Jake was zowat de enige die me op kon beuren, sinds haar dood. Hij was de enige persoon met wie ik nog kon lachen, plezier kon hebben. Vroeger lachte ik met Fao. Vroeger had ik plezier met Fao. Vroeger gooiden Fao en ik om de beurt de tak weg voor Jake.
Ik werd uit mijn gedachten gewekt door Jake die zachtjes jankte. Hij stond met de tak in zijn bek voor me en keek me zielig aan. Zijn staart hing naar beneden. Hij boog zijn hoofd, legde de tak voor mijn voeten op de grond, ging zitten en staarde droevig voor zich uit. Geen van ons beiden kon plezier hebben op een dag als deze.
Terwijl wij in stilte bij elkaar zaten, verstreek de tijd. Veel te snel werd het twee uur in de namiddag.
Ik hoef niet eens op mijn horloge te kijken hoe laat het was. Iedereen sjokte met gebogen hoofd richting het plein. Ik stond op, ook met gebogen hoofd. Jake jankte even, stond op en slenterde achter me aan. Die ene Boete, twee jaar geleden, fleurde Fao me op met een grapje. Maar nu is er niemand om me op te fleuren. Jake stootte met zijn kop tegen mijn hand, en ik aaide erover. Samen wandelden we naar het plein.
Jake moest achter de touwen blijven staan van de vredebewakers. Ik aaide hem nog een laatste maal, fluisterde: 'Ik ben zo terug.' en liep door. Elke normale hond zou nu janken, maar Jake was stil. Hij wilde het niet nog erger maken voor me. Ik was hem dierbaar.
Ik ging staan op de rij voor de veertienjarigen staan. Dilla Vorch huppelde vrolijk het podium op, gevolgd door Tylcus Colstome en Sile Firl, de mentoren van dit jaar. Veel winnaars had ons district niet. Buiten Tylcus en Sile had je ook nog Volzoire Gioso, maar zij was hoogbejaard en Zopaliah Denonsty was al lang overleden. Meer winnaars hadden we niet.

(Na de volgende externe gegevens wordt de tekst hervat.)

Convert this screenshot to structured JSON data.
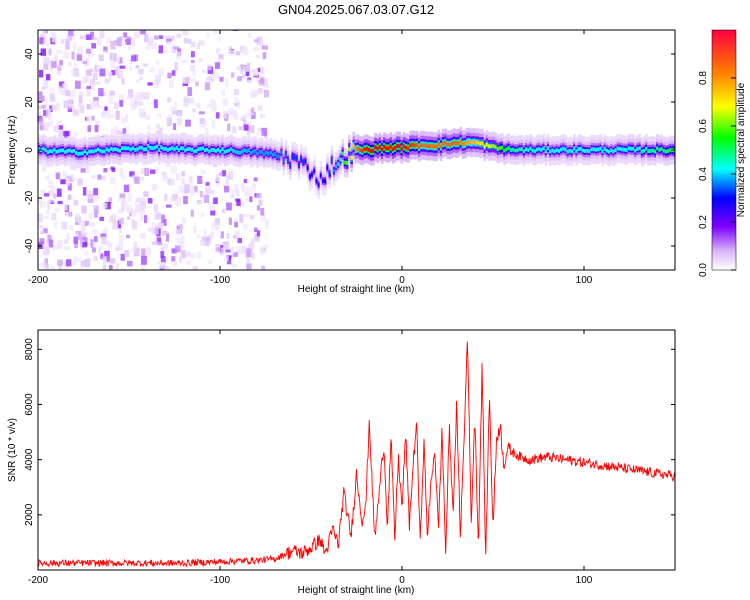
{
  "figure": {
    "title": "GN04.2025.067.03.07.G12"
  },
  "chart_data": [
    {
      "type": "heatmap",
      "xlabel": "Height of straight line (km)",
      "ylabel": "Frequency (Hz)",
      "xlim": [
        -200,
        150
      ],
      "ylim": [
        -50,
        50
      ],
      "x_ticks": [
        -200,
        -100,
        0,
        100
      ],
      "y_ticks": [
        -40,
        -20,
        0,
        20,
        40
      ],
      "colorbar": {
        "label": "Normalized spectral amplitude",
        "range": [
          0,
          1
        ],
        "ticks": [
          0.0,
          0.2,
          0.4,
          0.6,
          0.8
        ],
        "colormap": [
          "#ffffff",
          "#d8b4f8",
          "#8000ff",
          "#0000ff",
          "#00ffff",
          "#00ff00",
          "#ffff00",
          "#ff8000",
          "#ff0000"
        ]
      },
      "ridge": {
        "x": [
          -200,
          -180,
          -160,
          -140,
          -120,
          -100,
          -80,
          -70,
          -60,
          -55,
          -50,
          -45,
          -40,
          -35,
          -30,
          -25,
          -20,
          -10,
          0,
          10,
          20,
          30,
          40,
          50,
          60,
          80,
          100,
          120,
          150
        ],
        "y": [
          0,
          -1,
          0,
          1,
          0,
          0,
          -1,
          -2,
          -4,
          -6,
          -9,
          -13,
          -7,
          -5,
          -2,
          0,
          0,
          1,
          1,
          2,
          2,
          3,
          3,
          1,
          0,
          0,
          0,
          0,
          0
        ],
        "peak_amplitude": [
          0.5,
          0.5,
          0.5,
          0.5,
          0.5,
          0.5,
          0.45,
          0.45,
          0.4,
          0.4,
          0.35,
          0.35,
          0.4,
          0.5,
          0.7,
          0.9,
          1.0,
          1.0,
          1.0,
          0.9,
          0.9,
          0.9,
          0.8,
          0.7,
          0.55,
          0.5,
          0.5,
          0.5,
          0.6
        ]
      },
      "noise_extent_x": [
        -200,
        -75
      ]
    },
    {
      "type": "line",
      "xlabel": "Height of straight line (km)",
      "ylabel": "SNR (10 * v/v)",
      "xlim": [
        -200,
        150
      ],
      "ylim": [
        0,
        8700
      ],
      "x_ticks": [
        -200,
        -100,
        0,
        100
      ],
      "y_ticks": [
        2000,
        4000,
        6000,
        8000
      ],
      "color": "#ff0000",
      "series": [
        {
          "x": [
            -200,
            -180,
            -160,
            -140,
            -120,
            -100,
            -80,
            -70,
            -60,
            -55,
            -50,
            -45,
            -42,
            -38,
            -35,
            -32,
            -28,
            -25,
            -22,
            -20,
            -18,
            -15,
            -12,
            -10,
            -8,
            -6,
            -4,
            -2,
            0,
            2,
            4,
            6,
            8,
            10,
            12,
            14,
            16,
            18,
            20,
            22,
            24,
            26,
            28,
            30,
            32,
            34,
            36,
            38,
            40,
            42,
            44,
            46,
            48,
            50,
            52,
            54,
            56,
            58,
            60,
            65,
            70,
            80,
            90,
            100,
            110,
            120,
            130,
            140,
            150
          ],
          "y": [
            250,
            250,
            250,
            250,
            250,
            300,
            350,
            400,
            700,
            600,
            800,
            1100,
            600,
            1500,
            900,
            2800,
            1200,
            3500,
            1800,
            2200,
            5400,
            1100,
            3200,
            4600,
            1600,
            4800,
            1100,
            4100,
            2200,
            5000,
            1600,
            3700,
            5400,
            900,
            4700,
            1200,
            3200,
            4400,
            1400,
            5100,
            600,
            5200,
            2000,
            6000,
            1300,
            4500,
            8600,
            1700,
            5600,
            800,
            7500,
            300,
            6400,
            1500,
            4800,
            5200,
            3800,
            4400,
            4300,
            4100,
            4000,
            4100,
            4000,
            3900,
            3800,
            3700,
            3600,
            3500,
            3400
          ]
        }
      ]
    }
  ]
}
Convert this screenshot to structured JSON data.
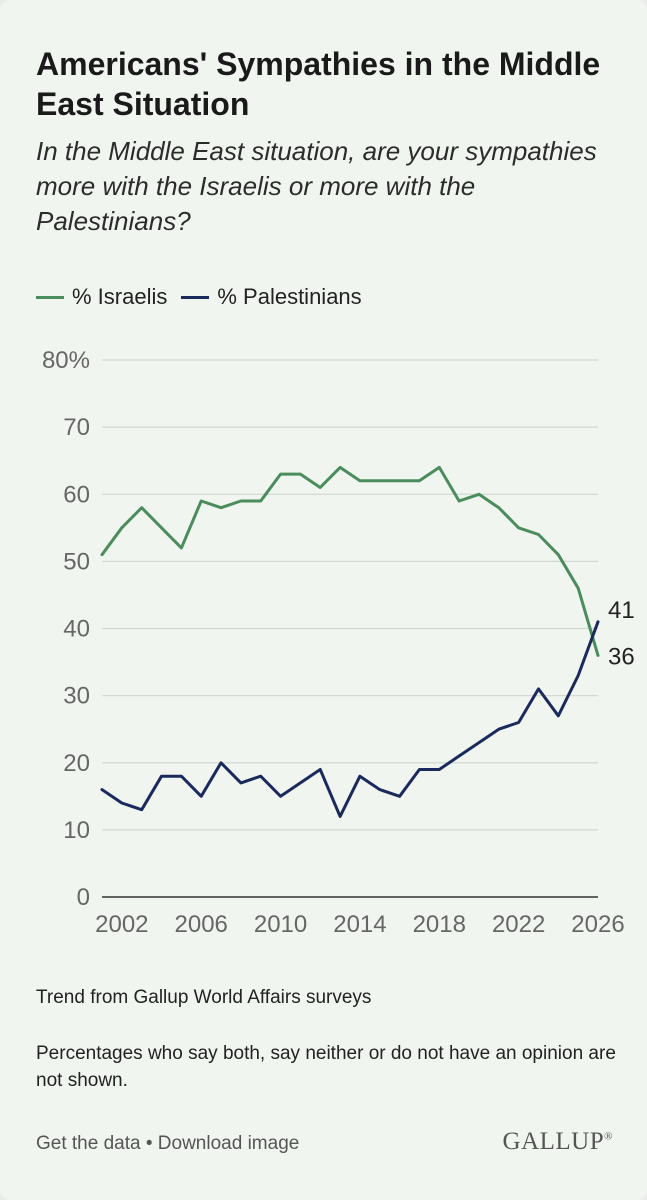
{
  "header": {
    "title": "Americans' Sympathies in the Middle East Situation",
    "subtitle": "In the Middle East situation, are your sympathies more with the Israelis or more with the Palestinians?"
  },
  "legend": {
    "israelis": "% Israelis",
    "palestinians": "% Palestinians"
  },
  "colors": {
    "israelis": "#4a8c5c",
    "palestinians": "#1b2a5c",
    "grid": "#d3d8d2",
    "axis": "#333333"
  },
  "chart_data": {
    "type": "line",
    "title": "Americans' Sympathies in the Middle East Situation",
    "xlabel": "",
    "ylabel": "",
    "xlim": [
      2001,
      2026
    ],
    "ylim": [
      0,
      80
    ],
    "yticks": [
      {
        "value": 0,
        "label": "0"
      },
      {
        "value": 10,
        "label": "10"
      },
      {
        "value": 20,
        "label": "20"
      },
      {
        "value": 30,
        "label": "30"
      },
      {
        "value": 40,
        "label": "40"
      },
      {
        "value": 50,
        "label": "50"
      },
      {
        "value": 60,
        "label": "60"
      },
      {
        "value": 70,
        "label": "70"
      },
      {
        "value": 80,
        "label": "80%"
      }
    ],
    "xticks": [
      {
        "value": 2002,
        "label": "2002"
      },
      {
        "value": 2006,
        "label": "2006"
      },
      {
        "value": 2010,
        "label": "2010"
      },
      {
        "value": 2014,
        "label": "2014"
      },
      {
        "value": 2018,
        "label": "2018"
      },
      {
        "value": 2022,
        "label": "2022"
      },
      {
        "value": 2026,
        "label": "2026"
      }
    ],
    "x": [
      2001,
      2002,
      2003,
      2004,
      2005,
      2006,
      2007,
      2008,
      2009,
      2010,
      2011,
      2012,
      2013,
      2014,
      2015,
      2016,
      2017,
      2018,
      2019,
      2020,
      2021,
      2022,
      2023,
      2024,
      2025,
      2026
    ],
    "series": [
      {
        "key": "israelis",
        "name": "% Israelis",
        "values": [
          51,
          55,
          58,
          55,
          52,
          59,
          58,
          59,
          59,
          63,
          63,
          61,
          64,
          62,
          62,
          62,
          62,
          64,
          59,
          60,
          58,
          55,
          54,
          51,
          46,
          36
        ],
        "end_label": "36"
      },
      {
        "key": "palestinians",
        "name": "% Palestinians",
        "values": [
          16,
          14,
          13,
          18,
          18,
          15,
          20,
          17,
          18,
          15,
          17,
          19,
          12,
          18,
          16,
          15,
          19,
          19,
          21,
          23,
          25,
          26,
          31,
          27,
          33,
          41
        ],
        "end_label": "41"
      }
    ]
  },
  "notes": {
    "source": "Trend from Gallup World Affairs surveys",
    "exclusions": "Percentages who say both, say neither or do not have an opinion are not shown."
  },
  "footer": {
    "get_data": "Get the data",
    "separator": " • ",
    "download": "Download image",
    "logo": "GALLUP",
    "logo_mark": "®"
  }
}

'Welkom, welkom bij de Boete van de vierenvijftigste Hongerspelen!' riep Dilla enthousiast door de microfoon. Dat deed ze elk jaar, maar nu bleef het net als alle andere jaren stil. Maar ze deed alsof ze de stilte niet hoorde en trippelde naar de boetebol van de meisjes. Ze stak haar hand in de bol, tastte wat rond en greep toen een papiertje. Glimlachend haalde ze het eruit. Rustig vouwde ze het open. Ze las de naam, wou het door de microfoon zeggen –
Opeens flitste een beeld door mijn hoofd. Dilla Vorch, met een papiertje in haar hand. Met die zelfde eeuwige glimlach zei ze twee woorden: 'Fao Relsi!'
Ik kromp in elkaar. Terwijl ik de naam hoorde, hoorde ik nog een andere bekende naam. Ik probeerde me wanhopig te herinneren tot wie de naam behoorde, maar mijn gedachten werden vaag. Volgens mij viel ik bijna op de grond, maar ik kon mijn evenwicht net houden.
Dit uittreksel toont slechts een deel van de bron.